Uit de beantwoording van de vraag van de leden van de PvdA-fractie betreffende het aantekenen van het vonnis in het proces-verbaal van de terechtzitting, (blz. 5 memorie van antwoord) blijkt niet waarom is gekozen voor deze oplossing, hoewel de benadeelde partij veel van de informatie niet nodig zal hebben. Heeft de minister enig idee in hoeveel zaken uitwerking van het vonnis op verzoek van de benadeelde partij zal moeten plaats hebben en hoeveel extra werk dit zal opleveren voor de gerechten? Is de minister bereid aan dit punt aandacht te schenken en zonodig alsnog een eenvoudiger regeling voor te stellen?

Vertrouwende dat deze vragen tijdig zullen worden beantwoord, acht de commissie de openbare beraadslaging over het onderhavige wetsvoorstel voldoende voorbereid.

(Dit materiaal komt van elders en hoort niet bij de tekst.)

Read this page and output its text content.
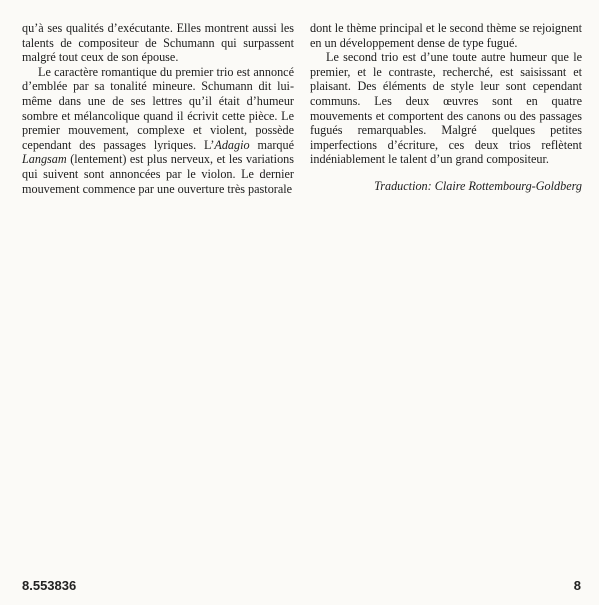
qu’à ses qualités d’exécutante. Elles montrent aussi les talents de compositeur de Schumann qui surpassent malgré tout ceux de son épouse.

Le caractère romantique du premier trio est annoncé d’emblée par sa tonalité mineure. Schumann dit lui-même dans une de ses lettres qu’il était d’humeur sombre et mélancolique quand il écrivit cette pièce. Le premier mouvement, complexe et violent, possède cependant des passages lyriques. L’Adagio marqué Langsam (lentement) est plus nerveux, et les variations qui suivent sont annoncées par le violon. Le dernier mouvement commence par une ouverture très pastorale

dont le thème principal et le second thème se rejoignent en un développement dense de type fugué.

Le second trio est d’une toute autre humeur que le premier, et le contraste, recherché, est saisissant et plaisant. Des éléments de style leur sont cependant communs. Les deux œuvres sont en quatre mouvements et comportent des canons ou des passages fugués remarquables. Malgré quelques petites imperfections d’écriture, ces deux trios reflètent indéniablement le talent d’un grand compositeur.

Traduction: Claire Rottembourg-Goldberg

8.553836	8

De voorzitter van de commissie,

Heijne Makkreel

De griffier van de commissie,

Hordijk


XNoot
1

Samenstelling: Heijne Makkreel (VVD), (voorzitter), Talsma (VVD), Glasz (CDA), Michiels van Kessenich-Hoogendam (CDA), Holdijk (SGP), Vrisekoop (D66), Pitstra (GL), Le Poole (PvdA), Cohen (PvdA), De Wit (SP), Hirsch Ballin (CDA) en De Haze Winkelman (VVD).